Video abstract 38013 of original research paper ‘Colloidal gold-loaded, biodegradable, polymer-based stavudine nanoparticle uptake by macrophages: an in vitro study’ published in the International Journal of Nanomedicine by Basu S, Mukherjee B, Chowdhury SR, et al.
Objective: We describe the development, evaluation, and comparison of colloidal gold-loaded, poly(d,l-lactic-co-glycolic acid)-based nanoparticles containing anti-acquired immunodeficiency syndrome drug stavudine and uptake of these nanoparticles by macrophages in vitro.

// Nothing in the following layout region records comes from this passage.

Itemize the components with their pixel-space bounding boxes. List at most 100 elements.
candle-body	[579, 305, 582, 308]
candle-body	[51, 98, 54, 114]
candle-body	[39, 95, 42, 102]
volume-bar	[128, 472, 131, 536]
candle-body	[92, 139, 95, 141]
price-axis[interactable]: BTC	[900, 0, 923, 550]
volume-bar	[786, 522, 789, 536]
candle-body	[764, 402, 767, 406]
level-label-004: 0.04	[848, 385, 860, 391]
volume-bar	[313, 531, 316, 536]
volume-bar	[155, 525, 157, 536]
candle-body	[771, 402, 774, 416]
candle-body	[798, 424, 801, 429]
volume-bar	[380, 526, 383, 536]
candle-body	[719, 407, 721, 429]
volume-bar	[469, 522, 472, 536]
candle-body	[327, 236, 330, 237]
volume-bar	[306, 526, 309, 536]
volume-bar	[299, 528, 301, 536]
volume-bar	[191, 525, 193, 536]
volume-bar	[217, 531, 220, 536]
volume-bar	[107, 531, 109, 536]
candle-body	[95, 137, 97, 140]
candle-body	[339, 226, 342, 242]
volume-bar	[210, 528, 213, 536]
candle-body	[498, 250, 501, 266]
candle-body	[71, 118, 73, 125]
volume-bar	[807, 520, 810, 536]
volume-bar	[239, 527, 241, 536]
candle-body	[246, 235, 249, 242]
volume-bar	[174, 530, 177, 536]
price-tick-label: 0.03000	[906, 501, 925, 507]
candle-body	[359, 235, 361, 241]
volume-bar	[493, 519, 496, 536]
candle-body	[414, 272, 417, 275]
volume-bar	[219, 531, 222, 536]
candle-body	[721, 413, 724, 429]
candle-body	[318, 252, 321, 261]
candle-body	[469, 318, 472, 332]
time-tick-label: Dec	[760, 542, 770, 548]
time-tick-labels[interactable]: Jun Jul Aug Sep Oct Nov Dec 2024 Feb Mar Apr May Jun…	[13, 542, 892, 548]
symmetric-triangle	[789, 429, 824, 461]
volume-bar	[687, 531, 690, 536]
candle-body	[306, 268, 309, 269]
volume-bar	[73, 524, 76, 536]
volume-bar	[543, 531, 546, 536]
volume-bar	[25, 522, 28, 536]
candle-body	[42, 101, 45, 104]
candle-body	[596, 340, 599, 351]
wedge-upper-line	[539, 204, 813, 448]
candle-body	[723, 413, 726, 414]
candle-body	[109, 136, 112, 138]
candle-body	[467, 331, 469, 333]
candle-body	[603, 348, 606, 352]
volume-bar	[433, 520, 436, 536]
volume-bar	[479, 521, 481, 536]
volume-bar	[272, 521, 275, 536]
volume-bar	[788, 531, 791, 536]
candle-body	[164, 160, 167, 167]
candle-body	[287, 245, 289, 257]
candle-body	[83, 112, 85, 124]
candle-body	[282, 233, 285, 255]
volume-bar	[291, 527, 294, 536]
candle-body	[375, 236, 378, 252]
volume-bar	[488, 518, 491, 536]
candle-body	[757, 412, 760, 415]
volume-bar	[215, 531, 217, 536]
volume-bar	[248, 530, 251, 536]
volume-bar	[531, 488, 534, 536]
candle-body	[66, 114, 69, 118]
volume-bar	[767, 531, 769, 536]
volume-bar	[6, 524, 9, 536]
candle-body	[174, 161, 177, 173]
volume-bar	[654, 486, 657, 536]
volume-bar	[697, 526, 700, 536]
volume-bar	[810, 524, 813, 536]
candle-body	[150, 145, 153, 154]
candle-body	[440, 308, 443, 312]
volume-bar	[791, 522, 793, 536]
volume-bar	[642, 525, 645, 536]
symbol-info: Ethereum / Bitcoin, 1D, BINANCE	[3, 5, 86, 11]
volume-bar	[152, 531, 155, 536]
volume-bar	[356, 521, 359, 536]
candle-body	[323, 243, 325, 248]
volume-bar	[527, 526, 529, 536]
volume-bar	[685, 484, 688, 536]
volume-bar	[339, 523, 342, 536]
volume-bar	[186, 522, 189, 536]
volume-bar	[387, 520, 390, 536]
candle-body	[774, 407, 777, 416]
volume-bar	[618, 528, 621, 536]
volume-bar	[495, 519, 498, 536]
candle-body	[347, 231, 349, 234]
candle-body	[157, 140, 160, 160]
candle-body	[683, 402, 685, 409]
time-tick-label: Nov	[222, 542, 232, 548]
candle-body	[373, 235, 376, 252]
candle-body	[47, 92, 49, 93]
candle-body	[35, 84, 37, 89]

Methods: We used the following methods in this study: drug-excipient interaction by Fourier transform infrared spectroscopy, morphology of nanoparticles by field-emission scanning electron microscopy, particle size by a particle size analyzer, and zeta potential and polydispersity index by a zetasizer. Drug loading and in vitro release were evaluated for formulations. The best formulation was incorporated with fluorescein isothiocyanate. Macrophage uptake of fluorescein isothiocyanate nanoparticles was studied in vitro.
Results: Variations in process parameters, such as speed of homogenization and amount of excipients, affected drug loading and the polydispersity index. We found that the drug was released for a prolonged period (over 63 days) from the nanoparticles, and observed cellular uptake of stavudine nanoparticles by macrophages.
Conclusion: Experimental nanoparticles represent an interesting carrier system for the transport of stavudine to macrophages, providing reduced required drug dose and improved drug delivery to macrophages over an extended period. The presence of colloidal gold in the particles decreased the drug content and resulted in comparatively faster drug release.